Beat the winter blues
It’s that time of year when you just feel like hibernating like the animals. When it’s cold outside all you feel like doing is staying indoors, heating full on and not doing much at all. Well taking care of our health in the winter months is very important. A healthy diet, enough sleep and staying active are all essential to our winter wellbeing. Although, well wrapped up, there’s nothing to quite beat that first walk in the freshly fallen snow, breathing in that fresh air!
Instead of resorting to comfort in foods which are very tempting but usually high in sugar, fat and salt, try warming and nourishing soups and stews full of flavour and healthy vegetables. By making sure your diet includes winter fruit and vegetables such as sweet potato, green leafy vegetables, beetroot, kiwi fruit, mandarins, bananas, garlic and ginger you will be feeding your body the vitamins and minerals it needs to keep your immune system healthy and fight off all those unwelcome colds.
A good nights sleep (eight hours for an adult) can help keep the body’s immune system healthy. Try to avoid alcohol, caffeine and smoking as these can affect the quality of your sleep. Regular, moderate exercise, relaxation techniques and establishing a regular sleep routine may help to promote improved sleep.
It’s always harder to find the motivation to exercise when it is cold outside, but remember that keeping active during winter is essential to support our health and wellbeing. Moving your exercise indoors during winter will help to keep you warm as well as fit and healthy. Be sure to spend time warming up before you start your exercise as it can take a little longer for your joints to loosen up in the cold weather.

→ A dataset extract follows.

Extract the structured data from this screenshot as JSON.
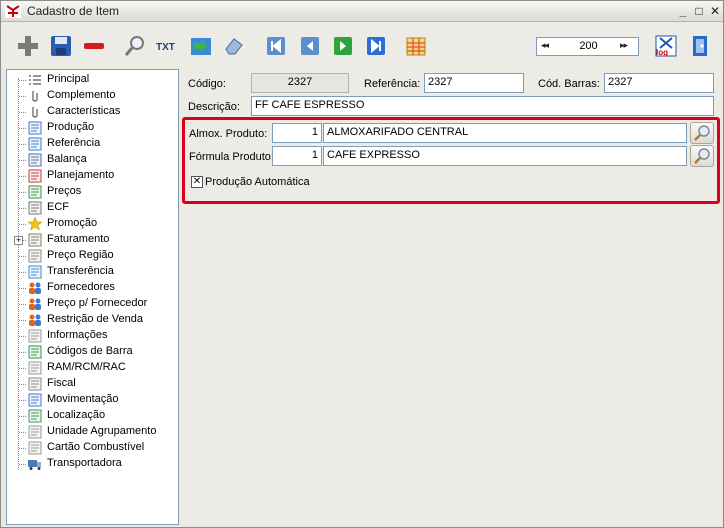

Avoiding the exercise as well as the salads during winter can often lead to weight gain. While it may only be a small weight gain you’re not going to feel good about yourself when you try getting into those Spring clothes. By sticking to your healthy diet and exercise routine all year round, you’ll be much healthier in the long run and you will avoid that “yoyo effect” – eating then dieting, never quite getting the weight back to what it was, then the cycle starts again next winter.
The cold weather can affect our skin and contribute to conditions such as dry, itchy skin, chilblains and eczema. This may be due to the reduced humidity, drinking less water than you would during summer. As the weather cools down and our thirst decreases it is easy to forget to drink enough water. You still need to aim for about two litres a day of water during winter as it is essential for our body to function. Also reduced circulation which may decrease the flow of blood and nutrients to the skin and therefore could have a drying effect. Try using moisturisers daily may help to keep the skin moist and supple whilst supplements containing vitamin E or garlic help assist blood circulation. If any of your family suffers psoriasis or eczema, try taking fish oils which provide omega-3 which can help manage these itchy skin conditions.
During winter our hands and feet can often feel cold, as our hands and feet are at the extremities of our bodies this means they are the furthest from the heart which is pumping blood around our body to help keep us warm. By keeping on the move with gentle exercise we can help to improve circulation to the extremities of the body.
Although we can do a lot to support our health and immunity during winter it is not always possible to avoid catching a cold or flu. The viruses that cause colds are spread by sneezing, coughing and hand contact. It helps to wash or sanitise your hands regularly and avoid close contact with someone who has a cold. If you do catch a cold do be sure to drink plenty of fluids, avoid alcohol and caffeine and get plenty of sleep. Supplements such as vitamin C, zinc and echinacea may help relieve the symptoms and reduce the duration of a cold.
Stress can have a negative effect on your body, it can lower your resistance to bugs by depressing the immune system. Importantly, stress increases your need for dietary magnesium which is important for muscle and nerve function. Many of the B vitamins e.g. B1, B5, B6 and B12 are also needed for a healthy nervous system.